Tribunale
Divisi, erano stati lontani dai guai per un paio d'anni. Il primogenito perché in carcere, l'altro forse per il timore di fare la stessa fine o più semplicemente in seguito a una sterzata. Giovanissimo, classe 2002, aveva seguito corsi professionali, che di certo gli avrebbero aperto la strada per un posto di lavoro. Si era anche fidanzato. Un taglio netto, sembrava, al periodo burrascoso costellato, sia per lui che per il fratello maggiore di un anno, di fin troppi incontri ravvicinati con le forze dell'ordine per scorribande da baby gang. Lunga, la lista di reati contro la persona e il patrimonio contestata a entrambi, nordafricani di origine ma nati a Parma, prima dei due anni di tregua. Lunga e cominciata quando entrambi erano poco più che bambini. I problemi si sono ripresentati quando, scarcerato il primogenito, i due fratelli si sono ritrovati. Un incontro che li avrebbe presto riportati davanti al giudice.
Erano le 4 del 13 maggio scorso, quando da viale Piacenza un cittadino chiamò il 112, vedendo alcuni ragazzi armeggiare con il lucchetto di una bicicletta legata a un palo. Al suo arrivo, la pattuglia del Nucleo radiomobile non vide nessuno nel punto segnalato, ma notò dei giovani nel vano che ospita un distributore automatico di bibite vicino a piazzale Pablo. La richiesta dei carabinieri di mostrare i documenti scatenò un putiferio. Il ventunenne di origini marocchine dapprima rifiutò di lasciarsi identificare, facendosi forte anche dei propri trascorsi in carcere. I carabinieri ovviamente insistettero, aggiungendo di essere pronti a procedere al fermo per identificazione. A quel punto, il giovane sfoderò una lama, minacciando di tagliarsi la gola se non l'avessero lasciato andare. Ci fu, nel gruppetto, anche chi provò a calmare la situazione, ma il trambusto (con il rischio che qualcuno si ferisse) fu tale che il ragazzo con la lama riuscì ad allontanarsi, dopo che un altro aveva sferrato un colpo a un appuntato.

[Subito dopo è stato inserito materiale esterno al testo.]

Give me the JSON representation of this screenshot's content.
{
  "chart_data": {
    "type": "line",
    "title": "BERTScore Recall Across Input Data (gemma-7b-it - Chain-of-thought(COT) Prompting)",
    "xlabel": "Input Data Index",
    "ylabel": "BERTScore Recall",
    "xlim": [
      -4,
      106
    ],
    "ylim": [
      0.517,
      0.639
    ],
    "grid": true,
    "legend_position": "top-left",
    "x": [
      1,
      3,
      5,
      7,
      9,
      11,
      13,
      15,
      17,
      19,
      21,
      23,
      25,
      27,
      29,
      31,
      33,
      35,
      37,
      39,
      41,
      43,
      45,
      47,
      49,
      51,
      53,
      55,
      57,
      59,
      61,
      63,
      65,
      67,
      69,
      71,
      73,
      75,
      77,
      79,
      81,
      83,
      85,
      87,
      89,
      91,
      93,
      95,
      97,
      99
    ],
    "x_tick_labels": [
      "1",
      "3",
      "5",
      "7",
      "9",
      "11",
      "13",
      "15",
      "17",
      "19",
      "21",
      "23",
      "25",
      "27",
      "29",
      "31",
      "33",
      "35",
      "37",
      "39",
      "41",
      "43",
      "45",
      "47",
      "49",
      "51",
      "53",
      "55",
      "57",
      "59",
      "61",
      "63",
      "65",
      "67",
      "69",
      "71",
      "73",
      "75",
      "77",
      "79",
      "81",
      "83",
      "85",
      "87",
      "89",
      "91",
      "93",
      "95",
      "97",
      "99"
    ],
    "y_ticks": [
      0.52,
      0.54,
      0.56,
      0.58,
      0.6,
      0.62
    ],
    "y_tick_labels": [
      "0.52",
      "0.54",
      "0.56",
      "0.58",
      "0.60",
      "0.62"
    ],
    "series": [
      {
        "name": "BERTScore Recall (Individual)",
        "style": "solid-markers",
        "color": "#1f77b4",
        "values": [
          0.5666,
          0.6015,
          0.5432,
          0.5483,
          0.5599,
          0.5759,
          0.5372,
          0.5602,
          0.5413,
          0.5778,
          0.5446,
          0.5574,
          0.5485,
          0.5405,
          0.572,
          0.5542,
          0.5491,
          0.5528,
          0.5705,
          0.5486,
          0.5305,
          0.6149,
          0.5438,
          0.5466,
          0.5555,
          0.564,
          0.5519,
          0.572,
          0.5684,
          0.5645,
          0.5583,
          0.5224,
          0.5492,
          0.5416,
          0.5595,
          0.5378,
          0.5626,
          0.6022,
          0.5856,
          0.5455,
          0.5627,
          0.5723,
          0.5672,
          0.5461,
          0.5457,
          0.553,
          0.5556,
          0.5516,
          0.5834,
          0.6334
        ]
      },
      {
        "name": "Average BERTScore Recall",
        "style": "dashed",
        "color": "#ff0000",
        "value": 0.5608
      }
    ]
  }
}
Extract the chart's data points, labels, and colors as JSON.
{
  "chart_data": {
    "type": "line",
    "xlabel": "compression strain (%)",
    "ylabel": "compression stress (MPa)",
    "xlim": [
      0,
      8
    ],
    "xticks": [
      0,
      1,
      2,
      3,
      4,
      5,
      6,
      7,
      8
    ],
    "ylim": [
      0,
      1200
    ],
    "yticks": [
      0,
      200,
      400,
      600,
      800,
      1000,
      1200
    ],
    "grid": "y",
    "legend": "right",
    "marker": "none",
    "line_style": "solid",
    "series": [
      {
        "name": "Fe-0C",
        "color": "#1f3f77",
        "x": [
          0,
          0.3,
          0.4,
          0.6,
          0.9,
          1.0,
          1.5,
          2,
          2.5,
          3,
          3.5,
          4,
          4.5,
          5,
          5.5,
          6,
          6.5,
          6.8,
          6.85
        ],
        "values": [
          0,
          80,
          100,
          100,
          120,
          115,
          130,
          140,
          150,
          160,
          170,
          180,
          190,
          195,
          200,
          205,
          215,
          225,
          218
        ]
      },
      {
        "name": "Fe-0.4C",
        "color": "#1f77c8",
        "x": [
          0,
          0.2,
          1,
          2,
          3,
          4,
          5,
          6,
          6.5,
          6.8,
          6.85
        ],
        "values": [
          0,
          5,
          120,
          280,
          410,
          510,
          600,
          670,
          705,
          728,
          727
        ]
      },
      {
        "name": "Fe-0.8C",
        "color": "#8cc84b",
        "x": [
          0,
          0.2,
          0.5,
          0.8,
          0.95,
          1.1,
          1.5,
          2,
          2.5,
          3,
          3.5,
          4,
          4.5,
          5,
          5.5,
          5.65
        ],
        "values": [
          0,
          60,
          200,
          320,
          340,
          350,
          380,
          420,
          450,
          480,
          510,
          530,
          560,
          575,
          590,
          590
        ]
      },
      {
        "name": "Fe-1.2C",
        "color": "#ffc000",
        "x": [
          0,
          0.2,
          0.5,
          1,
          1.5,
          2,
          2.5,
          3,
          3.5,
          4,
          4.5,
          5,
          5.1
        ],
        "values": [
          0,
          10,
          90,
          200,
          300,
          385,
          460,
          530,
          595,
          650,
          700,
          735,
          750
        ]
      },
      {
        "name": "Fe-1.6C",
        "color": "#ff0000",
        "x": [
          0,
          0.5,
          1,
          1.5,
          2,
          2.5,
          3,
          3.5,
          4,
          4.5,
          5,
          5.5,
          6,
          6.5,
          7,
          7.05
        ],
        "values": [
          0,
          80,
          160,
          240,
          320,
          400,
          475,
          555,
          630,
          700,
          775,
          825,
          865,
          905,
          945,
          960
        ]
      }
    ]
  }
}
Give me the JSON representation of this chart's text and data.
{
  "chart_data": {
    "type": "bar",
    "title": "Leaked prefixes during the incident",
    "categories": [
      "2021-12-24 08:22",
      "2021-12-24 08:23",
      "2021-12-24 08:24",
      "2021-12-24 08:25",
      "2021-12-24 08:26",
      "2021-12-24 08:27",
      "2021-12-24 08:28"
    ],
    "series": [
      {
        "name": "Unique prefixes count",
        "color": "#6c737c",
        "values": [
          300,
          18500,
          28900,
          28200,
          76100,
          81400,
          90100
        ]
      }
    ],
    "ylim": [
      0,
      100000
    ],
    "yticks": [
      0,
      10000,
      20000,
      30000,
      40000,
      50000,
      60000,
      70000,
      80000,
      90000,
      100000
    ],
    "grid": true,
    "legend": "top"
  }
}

Nella fuga, però, seminò un portafogli. All'interno, furono trovati i documenti di un giovane italiano, derubato la notte prima in un circolo cittadino. Dal portafogli saltò fuori anche una tessera Arci intestata a una ragazza. Poche ore dopo, sarebbe emersa una tessera ancora più preziosa: al Fidenza Village, dove un ragazzo nordafricano era stato arrestato per aver acquistato capi d'abbigliamento per 300 euro con la carta di credito della proprietaria della tessera Arci. Raccolte le informazioni dai colleghi fidentini, i carabinieri di Parma scoprirono che a usare la carta di credito era stato il giovane che aveva colpito l'appuntato. Il giovane, arrestato, finì ai domiciliari.
Attraverso le foto segnaletiche, fu riconosciuto anche il fratello: per i carabinieri era colui che aveva brandito la lama la notte prima in viale Piacenza a Parma. Nel frattempo, era emerso che oltre alla carta di credito alla giovane era stato rubato il cellulare. Seguendo il suo segnale, i carabinieri erano riusciti a ritrovarlo nel negozio di telefonia gestito da uno straniero. L'uomo raccontò che gli era stato portato da due giovani che volevano farlo sbloccare. Messo di fronte alle foto segnaletiche dei due fratelli, disse di riconoscere entrambi. E così il minore, che avrebbe dovuto essere ai domiciliari, finì nei guai anche per evasione, oltre che per ricettazione, utilizzo di carta di credito rubata e resistenza a pubblico ufficiale. Ieri, i due sono stati processati con rito abbreviato dal Gup. Il giudice Sara Micucci ha accolto le richieste del pm Ignazio Vallario. Il 20enne, assistito dall'avvocato Cristina Salvi (che, come la collega preanuncia il ricorso), è stato condannato a tre anni e 8 mesi. L'altro, difeso dall'avvocato Monica Moschioni, a due anni e un mese. Il primo è stato rinchiuso nel carcere di Modena; l'altro è ai domiciliari in una comunità terapeutica. Oltre a quello della reciproca infausta influenza, ci sarebbe anche un problema di dipendenza da stupefacenti. Cosiddetti leggeri, ma usati, sembra, in maniera pesante.